By Catherine Lackner
Plans are on track for major private development of four sites at Miami International Airport that could bring the county a half billion dollars, said Greg Owens, division director for real estate management in Miami-Dade’s Aviation Department.

Four parcels are involved. The largest, 30 acres next to the Dolphin long-term garage, could become a conference center.

There’s also nearly 3 acres for a 200-room hotel; the site of some airport offices and the existing hotel, which is to be renovated; and a service plaza of about 8 acres near LeJeune Road and Central Boulevard, planned for a gasoline station, dry cleaner and pet hotel.

Department representatives are to go before the county commission’s Airport & Tourism Committee July 10 to seek approval on the plan’s next step.
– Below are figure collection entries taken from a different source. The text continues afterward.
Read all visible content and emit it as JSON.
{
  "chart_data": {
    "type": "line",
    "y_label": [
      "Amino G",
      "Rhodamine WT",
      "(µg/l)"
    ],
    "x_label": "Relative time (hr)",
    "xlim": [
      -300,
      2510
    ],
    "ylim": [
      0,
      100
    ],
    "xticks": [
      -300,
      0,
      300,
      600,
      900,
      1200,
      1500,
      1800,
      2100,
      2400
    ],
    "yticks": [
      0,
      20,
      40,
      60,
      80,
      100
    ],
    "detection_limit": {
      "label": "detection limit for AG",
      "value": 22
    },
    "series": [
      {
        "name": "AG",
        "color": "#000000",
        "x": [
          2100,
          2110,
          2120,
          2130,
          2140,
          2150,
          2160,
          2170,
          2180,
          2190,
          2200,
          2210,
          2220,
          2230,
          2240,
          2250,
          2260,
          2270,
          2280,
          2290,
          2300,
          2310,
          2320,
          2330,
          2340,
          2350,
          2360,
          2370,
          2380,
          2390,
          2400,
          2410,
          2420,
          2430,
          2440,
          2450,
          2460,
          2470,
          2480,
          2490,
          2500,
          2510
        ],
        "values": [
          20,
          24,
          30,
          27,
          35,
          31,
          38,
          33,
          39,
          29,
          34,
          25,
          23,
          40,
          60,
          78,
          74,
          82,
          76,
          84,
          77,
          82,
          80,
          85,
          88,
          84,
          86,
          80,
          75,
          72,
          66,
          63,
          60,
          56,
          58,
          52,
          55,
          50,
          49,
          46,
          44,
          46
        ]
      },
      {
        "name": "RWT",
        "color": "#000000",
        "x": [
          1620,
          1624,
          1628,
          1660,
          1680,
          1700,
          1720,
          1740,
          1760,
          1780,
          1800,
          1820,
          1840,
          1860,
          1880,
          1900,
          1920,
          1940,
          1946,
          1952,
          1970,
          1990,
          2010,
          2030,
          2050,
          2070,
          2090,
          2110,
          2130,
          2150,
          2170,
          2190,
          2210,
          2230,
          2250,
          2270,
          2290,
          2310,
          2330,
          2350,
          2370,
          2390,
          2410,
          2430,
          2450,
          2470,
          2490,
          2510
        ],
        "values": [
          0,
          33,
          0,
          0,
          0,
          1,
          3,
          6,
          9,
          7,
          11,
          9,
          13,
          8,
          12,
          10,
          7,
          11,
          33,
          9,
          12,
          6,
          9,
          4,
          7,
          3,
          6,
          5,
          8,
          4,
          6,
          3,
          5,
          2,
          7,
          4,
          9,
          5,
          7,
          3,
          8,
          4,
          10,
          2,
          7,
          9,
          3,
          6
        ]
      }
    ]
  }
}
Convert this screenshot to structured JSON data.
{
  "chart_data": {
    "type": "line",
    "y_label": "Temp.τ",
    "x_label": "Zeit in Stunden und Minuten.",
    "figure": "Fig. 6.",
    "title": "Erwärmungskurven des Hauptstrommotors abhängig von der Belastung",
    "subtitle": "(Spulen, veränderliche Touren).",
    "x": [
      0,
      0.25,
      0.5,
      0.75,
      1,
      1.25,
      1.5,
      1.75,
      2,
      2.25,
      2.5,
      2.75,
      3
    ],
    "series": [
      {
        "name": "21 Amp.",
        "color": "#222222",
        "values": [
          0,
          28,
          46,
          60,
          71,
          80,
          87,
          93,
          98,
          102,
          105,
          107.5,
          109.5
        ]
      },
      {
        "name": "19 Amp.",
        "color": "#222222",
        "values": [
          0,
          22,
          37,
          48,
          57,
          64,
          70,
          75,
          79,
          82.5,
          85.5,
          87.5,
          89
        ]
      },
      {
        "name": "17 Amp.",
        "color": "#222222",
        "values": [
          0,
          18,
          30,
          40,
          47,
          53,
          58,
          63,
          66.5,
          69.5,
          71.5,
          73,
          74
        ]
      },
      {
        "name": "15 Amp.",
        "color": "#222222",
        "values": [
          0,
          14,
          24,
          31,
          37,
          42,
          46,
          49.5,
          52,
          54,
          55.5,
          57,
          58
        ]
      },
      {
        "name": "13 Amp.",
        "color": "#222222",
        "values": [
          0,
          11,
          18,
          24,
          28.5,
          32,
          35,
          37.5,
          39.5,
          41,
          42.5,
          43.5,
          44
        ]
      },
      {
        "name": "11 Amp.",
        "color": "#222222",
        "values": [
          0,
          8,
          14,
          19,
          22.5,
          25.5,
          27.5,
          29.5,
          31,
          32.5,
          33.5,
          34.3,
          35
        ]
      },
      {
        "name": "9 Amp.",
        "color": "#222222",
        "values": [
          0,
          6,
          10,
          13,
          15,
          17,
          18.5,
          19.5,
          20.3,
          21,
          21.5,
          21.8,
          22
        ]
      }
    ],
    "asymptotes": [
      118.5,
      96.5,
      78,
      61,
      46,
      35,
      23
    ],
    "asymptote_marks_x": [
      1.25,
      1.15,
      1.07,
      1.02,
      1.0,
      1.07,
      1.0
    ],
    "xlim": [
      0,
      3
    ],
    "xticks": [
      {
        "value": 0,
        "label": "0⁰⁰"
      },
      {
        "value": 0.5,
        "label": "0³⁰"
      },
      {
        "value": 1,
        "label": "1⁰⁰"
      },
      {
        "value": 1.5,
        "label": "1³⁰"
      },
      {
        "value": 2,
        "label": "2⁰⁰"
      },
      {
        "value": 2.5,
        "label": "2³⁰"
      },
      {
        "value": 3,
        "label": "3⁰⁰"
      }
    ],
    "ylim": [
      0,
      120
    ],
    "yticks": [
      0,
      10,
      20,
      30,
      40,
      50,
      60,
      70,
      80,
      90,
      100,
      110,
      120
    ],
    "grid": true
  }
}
"We are hoping to issue an invitation to negotiate an expression of interest," Mr. Owens said. "This gives us more flexibility to negotiate with multiple parties. It’s an international form of procurement; the requirements are not as strict as they would be in a request for proposals."

A developer must show it has completed a $300 million project and can get funding, he said.

After reviewing the profiles, "We then determine which companies we’d like to invite to phase two, which is to submit proposals," Mr. Owens said.

"We know what the industry is telling us that parcel could support, but we’re not telling the industry what to build there," Mr. Owens said of the 30-acre site. "We want them to propose what will generate the most revenue for them and for the department as well.

"The conference center was suggested, and that’s what the industry has told us will work there. If the conference center were located on the grounds of the airport, that would be more advantageous because we could have fly-in conferences. But, again, we want the industry to propose what would work best there."